What is alcoholic cardiomyopathy?

However, ascertaining the exact alcohol consumption threshold for determining both the benefit and risk has been challenging, and threshold levels continue to differ across studies. New strategies to improve the natural course of ACM have been proposed as promising agents in this field 112,147. Since ethanol has multiple cell targets with different pathological mechanisms implicated, those different strategies to cardiomyopathy alcohol directly target alcohol-induced heart damage are only partially effective and can only be used as support medication in a multidisciplinary approach 112.

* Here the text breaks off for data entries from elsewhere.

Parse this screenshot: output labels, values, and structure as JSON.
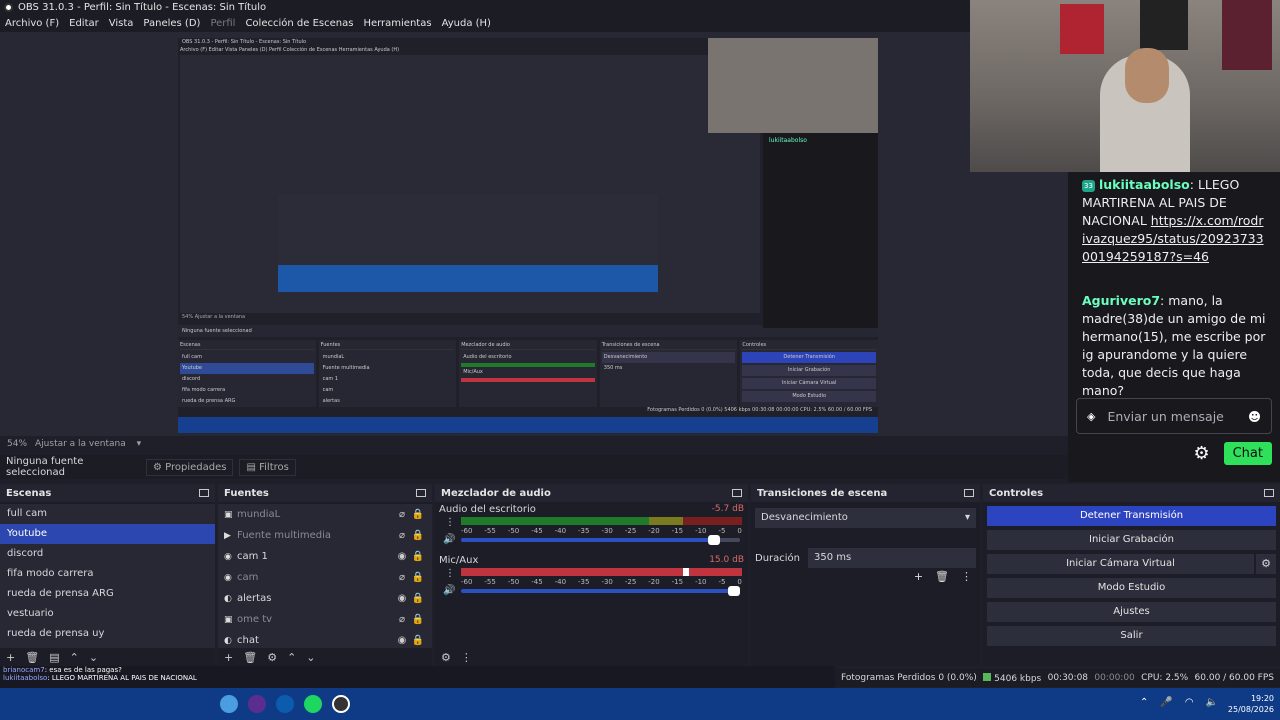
{
  "window": {
    "title": "OBS 31.0.3 - Perfil: Sin Título - Escenas: Sin Título"
  },
  "menu": [
    {
      "label": "Archivo (F)",
      "disabled": false
    },
    {
      "label": "Editar",
      "disabled": false
    },
    {
      "label": "Vista",
      "disabled": false
    },
    {
      "label": "Paneles (D)",
      "disabled": false
    },
    {
      "label": "Perfil",
      "disabled": true
    },
    {
      "label": "Colección de Escenas",
      "disabled": false
    },
    {
      "label": "Herramientas",
      "disabled": false
    },
    {
      "label": "Ayuda (H)",
      "disabled": false
    }
  ],
  "zoom": {
    "percent": "54%",
    "fit_label": "Ajustar a la ventana"
  },
  "source_bar": {
    "no_source": "Ninguna fuente seleccionad",
    "properties": "Propiedades",
    "filters": "Filtros"
  },
  "panels": {
    "scenes": "Escenas",
    "sources": "Fuentes",
    "mixer": "Mezclador de audio",
    "transitions": "Transiciones de escena",
    "controls": "Controles"
  },
  "scenes": [
    {
      "label": "full cam",
      "selected": false
    },
    {
      "label": "Youtube",
      "selected": true
    },
    {
      "label": "discord",
      "selected": false
    },
    {
      "label": "fifa modo carrera",
      "selected": false
    },
    {
      "label": "rueda de prensa ARG",
      "selected": false
    },
    {
      "label": "vestuario",
      "selected": false
    },
    {
      "label": "rueda de prensa uy",
      "selected": false
    }
  ],
  "sources": [
    {
      "label": "mundiaL",
      "icon": "image-icon",
      "visible": false
    },
    {
      "label": "Fuente multimedia",
      "icon": "play-icon",
      "visible": false
    },
    {
      "label": "cam 1",
      "icon": "camera-icon",
      "visible": true
    },
    {
      "label": "cam",
      "icon": "camera-icon",
      "visible": false
    },
    {
      "label": "alertas",
      "icon": "globe-icon",
      "visible": true
    },
    {
      "label": "ome tv",
      "icon": "image-icon",
      "visible": false
    },
    {
      "label": "chat",
      "icon": "globe-icon",
      "visible": true
    }
  ],
  "mixer": [
    {
      "name": "Audio del escritorio",
      "db": "-5.7 dB",
      "level_pct": 67,
      "volume_pct": 93,
      "meter": "green"
    },
    {
      "name": "Mic/Aux",
      "db": "15.0 dB",
      "level_pct": 81,
      "volume_pct": 100,
      "meter": "red"
    }
  ],
  "scale_ticks": [
    "-60",
    "-55",
    "-50",
    "-45",
    "-40",
    "-35",
    "-30",
    "-25",
    "-20",
    "-15",
    "-10",
    "-5",
    "0"
  ],
  "transitions": {
    "selected": "Desvanecimiento",
    "duration_label": "Duración",
    "duration_value": "350 ms"
  },
  "controls": [
    "Detener Transmisión",
    "Iniciar Grabación",
    "Iniciar Cámara Virtual",
    "Modo Estudio",
    "Ajustes",
    "Salir"
  ],
  "status": {
    "dropped": "Fotogramas Perdidos 0 (0.0%)",
    "kbps": "5406 kbps",
    "stream_time": "00:30:08",
    "rec_time": "00:00:00",
    "cpu": "CPU: 2.5%",
    "fps": "60.00 / 60.00 FPS"
  },
  "chat_overlay": [
    {
      "user": "brianocam7",
      "text": ": esa es de las pagas?"
    },
    {
      "user": "lukiitaabolso",
      "text": ": LLEGO MARTIRENA AL PAIS DE NACIONAL"
    }
  ],
  "taskbar": {
    "time": "19:20",
    "date": "25/08/2026"
  },
  "chat": {
    "messages": [
      {
        "badge": "33",
        "user": "lukiitaabolso",
        "text": "LLEGO MARTIRENA AL PAIS DE NACIONAL",
        "link": "https://x.com/rodrivazquez95/status/2092373300194259187?s=46"
      },
      {
        "badge": "",
        "user": "Agurivero7",
        "text": "mano, la madre(38)de un amigo de mi hermano(15), me escribe por ig apurandome y la quiere toda, que decis que haga mano?",
        "link": ""
      }
    ],
    "input_placeholder": "Enviar un mensaje",
    "chat_button": "Chat"
  },
  "nested": {
    "title": "OBS 31.0.3 - Perfil: Sin Título - Escenas: Sin Título",
    "menu": "Archivo (F)  Editar  Vista  Paneles (D)  Perfil  Colección de Escenas  Herramientas  Ayuda (H)",
    "zoom": "54%   Ajustar a la ventana",
    "no_source": "Ninguna fuente seleccionad",
    "status": "Fotogramas Perdidos 0 (0.0%)   5406 kbps   00:30:08   00:00:00   CPU: 2.5%   60.00 / 60.00 FPS"
  },
  "colors": {
    "accent": "#2c48b0",
    "chat_user": "#6bffbf",
    "chat_button": "#2fe05b",
    "meter_red": "#c0343f"
  }
}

  • On ECG, unspecific abnormalities like complete or incomplete left bundle branch block, atrioventricular conduction disturbances, alterations in the ST segment, and P wave changes can be found comparable to those in idiopathic DCM 113.
  • Note that the heart walls are much thicker in the heart with hypertrophic cardiomyopathy.
  • Others have examined the potential effects of micronutrient deficiencies (such as zinc) on ethanol-induced changes in the heart.
  • Others have demonstrated that long-term ethanol administration decreases myocardial protein expression and synthesis and accelerates protein degradation, suggesting that these alterations may represent a key pathophysiologic mechanism underlying the adverse effects of ethanol (62).

Acute vs. chronic

Summary of studies using pharmacologic inhibition or genetic manipulation to suppress ethanol-induced changes in cardiac structure and function. A case of rapid reversal of alcohol-induced cardiomyopathy with abstinence is reviewed. The present case highlights the acute toxic nature of alcohol and the potential for rapid functional recovery. Furthermore, alcohol consumption has also been classified in the literature by ranges of consumption as mild, moderate, and heavy drinking.11 In this regard, these categories have the following consumption thresholds that also differ according to sex. Elevations in troponin can signify heart damage or an increase in cardiac output that results in demand ischemia.